Un gruñido. O un gemido. O quizás un ronroneo. Creo que ni él tenía claro qué era lo que quería hacer.

Agobiado, me apoyé sobre la pared y resoplé. Consideré por un momento cambiar yo también. Quizás eso le daría al menos el golpe de confianza necesario para salir de ahí, o quizás terminaría de asustarlo del todo. ¡Maldita sea! Quizás debería haber dicho algo cuando empecé a ver síntomas, pero lo más probable era que no me hubiese creído. Confiaba en que un vigilante, los encargados de ayudar a los novatos que aún no han atravesado su primer cambio, se hubiese encargado ya de esto, pero aparentemente no había sido así. Tampoco parecía haber ninguno en las cercanías.

“¡Serán gilipollas!” protesté en voz alta. “¡Mira que les avisé hace tiempo! Que estoy apreciando síntomas. Que le brillan los ojos en la penumbra. Que le he visto colmillos. ¡Pero noooo! ¡Qué va a saber un operativo! ¡Como si yo nunca hubiese pasado por esto!”

“Se te ha escapado el perro, ¿eh?” una voz a mi lado me hizo girar la cabeza a tiempo de ver a un señor mayor, encorvado y con una pequeña bestia escandalosa que no dejaba de ladrar.

“¿Cómo dice?” no supe ni qué decir. Había estado tan enfrascado en cómo solucionar esta situación que ni me di cuenta de su presencia hasta que lo tuve al lado.

“Esto tiene fácil solución. Coges un periódico y le das en el hocico hasta que se someta. Estos bichos nos tienen que respetar, que si no se nos suben a la chepa.” dijo el anciano.

La imagen mental de pegarle a Martín en el hocico con un periódico enrollado cruzó de repente mi cabeza y me hizo enarcar las cejas.

“Gra... gracias...” dije, demasiado aturdido como para responder con claridad.

El anciano asintió, satisfecho con su buena obra del día, y prosiguió su paseo con su pequeña bola de pelo y estrés. Yo miré de nuevo hacia los contenedores. Ya no veía la silueta sombría del hombre perro pero sí escuché un gemido amortiguado, débil. Un gemido humano. Inhalé una larga bocanada de aire y, haciendo acopio de valor, fui hasta donde Martin estaba escondido.
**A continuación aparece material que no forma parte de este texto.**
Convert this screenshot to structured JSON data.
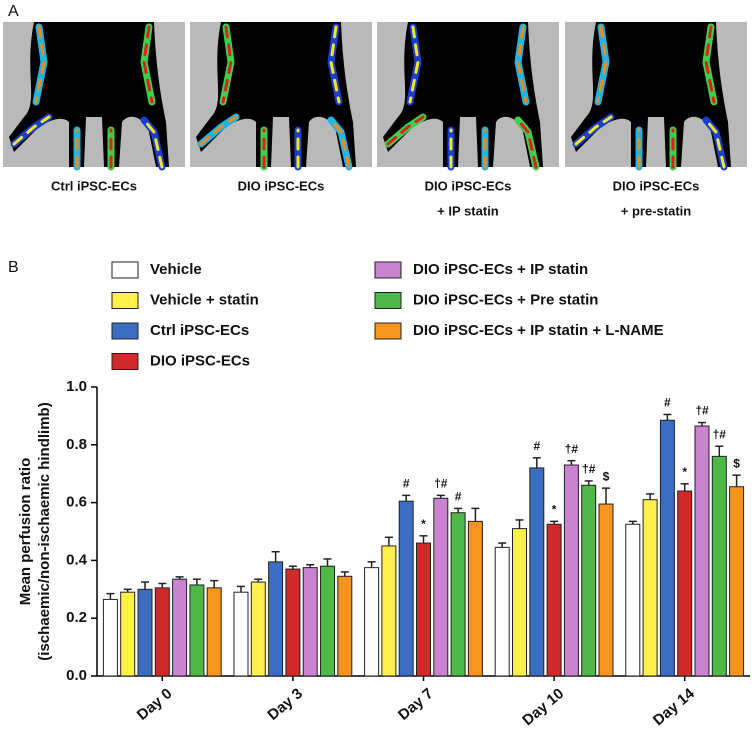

Mi amigo estaba desnudo, con algunos jirones de ropa aún colgando de su cuerpo, y se miraba las manos con expresión aturdida y algo asustada, como si no entendiese nada. Seguramente no entendía nada.

“Fede...” levantó la mirada hacia mí. “Tú lo has visto. Tú has visto lo mismo que yo. No me estoy volviendo loco.”

Me arrodillé en el suelo y puse una mano sobre su hombro. Una sonrisa calmada y calculada apareció en mis labios. A través de ellos Martín pudo ver mis dientes y los cuatro poderosos colmillos. Abrió la boca en una exclamación de sorpresa y sus ojos azules volaron hacia los míos.

“Creo que tenemos que tener una charla.” dije tratando de sonar todo lo tranquilizador que podía. “Es eso o lo del periódico enrollado, y eso me parece una idea terrible.”

Martín se rió y yo solté un largo suspiro y me relajé. Lo había conseguido. Había roto el hielo. Ahora podía empezar a explicarle con calma lo que le esperaba como hombre perro. No era un vigilante pero después de diez años cambiando cada Luna llena creo que sabía lo suficiente como para prepararle. Al menos mientras los burócratas incompetentes de la cúpula movían su trasero para enviarle, de una pajotera vez, al vigilante que le correspondía.